Nada a ver com donas de casa...
Não, dona de casa tem aquela PEC, que é outro tema a ser debatido [desde 2001 tramita no Congresso proposta de emenda constitucional ? PEC ? que garante o direito de aposentadoria a donas de casa com mais de 60 anos e de famílias de baixa renda]. Nós precisamos, queremos votar este ano a legislação da igualdade, que já está no Congresso [PL 4857/2009, que coíbe a discriminação contra a mulher e garante as mesmas oportunidades de acesso e vencimentos]; o direito à licença-maternidade ampliado [PEC 515/2010, que aumenta para 180 dias a duração da licença-gestante]. Quer dizer, não precisa nem enviar projetos novos. Nós temos que debater os que já estão na pauta lá, do ponto de vista do que poderia ser a nossa realidade de debate junto com o Congresso. Agora, têm as coisas que o governo tem que fazer, né? As prioridades de investimento na qualificação profissional. A utilização, através de bons projetos, de recursos disponíveis na Caixa Econômica e outras linhas de financiamento para dar condições econômicas às mulheres.

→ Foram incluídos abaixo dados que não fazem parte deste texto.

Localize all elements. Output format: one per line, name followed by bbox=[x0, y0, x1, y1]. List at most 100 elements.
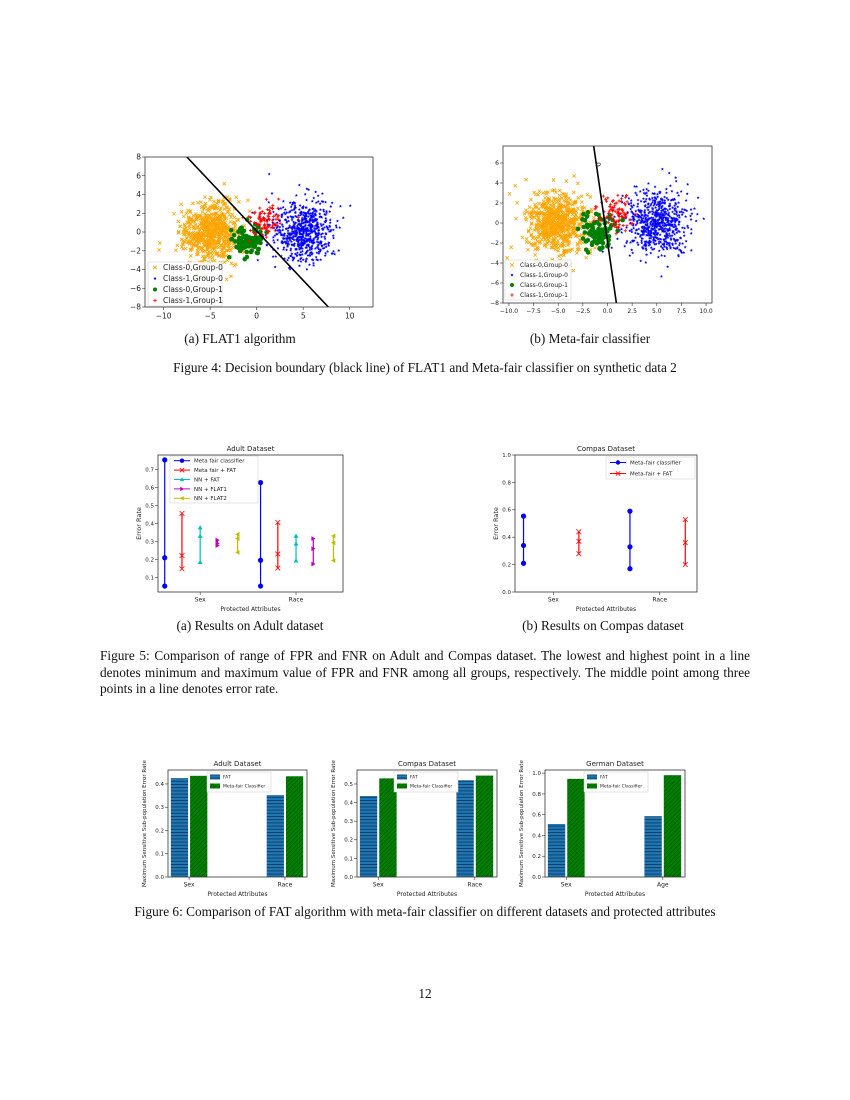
scatter-point bbox=[592, 234, 598, 240]
scatter-point bbox=[660, 198, 664, 202]
scatter-point bbox=[663, 229, 667, 233]
scatter-point bbox=[574, 209, 579, 214]
scatter-point bbox=[663, 254, 667, 258]
scatter-point bbox=[305, 267, 309, 271]
scatter-point bbox=[271, 210, 275, 214]
scatter-point bbox=[322, 209, 326, 213]
scatter-point bbox=[634, 209, 638, 213]
scatter-point bbox=[632, 215, 636, 219]
scatter-point bbox=[677, 201, 681, 204]
scatter-point bbox=[648, 233, 652, 237]
scatter-point bbox=[657, 249, 661, 253]
scatter-point bbox=[632, 217, 636, 221]
scatter-point bbox=[332, 236, 336, 240]
scatter-point bbox=[282, 211, 286, 215]
data-point bbox=[311, 561, 316, 567]
scatter-point bbox=[659, 274, 663, 278]
scatter-point bbox=[267, 172, 271, 176]
scatter-point bbox=[615, 237, 619, 241]
x-axis-label: Protected Attributes bbox=[220, 606, 280, 613]
scatter-point bbox=[209, 215, 213, 220]
legend-label: Class-0,Group-0 bbox=[163, 263, 223, 272]
scatter-point bbox=[282, 236, 286, 240]
scatter-point bbox=[658, 202, 662, 206]
scatter-point bbox=[551, 178, 556, 182]
data-point bbox=[235, 536, 240, 542]
x-tick-label: 7.5 bbox=[677, 308, 687, 315]
scatter-point bbox=[545, 217, 549, 222]
legend-marker bbox=[510, 283, 514, 287]
scatter-point bbox=[573, 200, 578, 205]
data-point bbox=[235, 549, 240, 555]
scatter-point bbox=[271, 254, 275, 258]
scatter-point bbox=[624, 193, 629, 197]
scatter-point bbox=[535, 213, 539, 218]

Para que ela possa disputar mercado de trabalho, para que ela possa ter garantia de renda e com isso ter o ?empoderamento? necessário para disputar o mundo político e para disputar, de igual para igual, o enfrentamento do fim da violência.

Nessa questão das empregadas domésticas, o que exatamente o governo vai propor ou o que o governo vai defender de matérias que eventualmente já estejam em tramitação?
Nós estamos em discussão. Eu estou defendendo que a gente faça um acordo para votar este ano, portanto não é agora. Que a gente abra um debate sobre que possibilidades de regras de transição podemos ter para fazer essa formalização, o reconhecimento formal da profissão e, portanto, submeter ao cumprimento da legislação, que hoje poucos cumprem. Poucos cumprem. A informalidade é quase que total.

Aborto...
Eu cumprirei a orientação do governo, cumprimento da lei. Foi esse o compromisso que a Dilma fez com a nação. Nós vamos cumprir a lei que está em vigor. Então, portanto, proteção de todas as mulheres e nenhuma mulher poderá morrer por causa de aborto, mas nenhuma legislação nova sobre o aborto, por parte do governo, será enviada ao Congresso.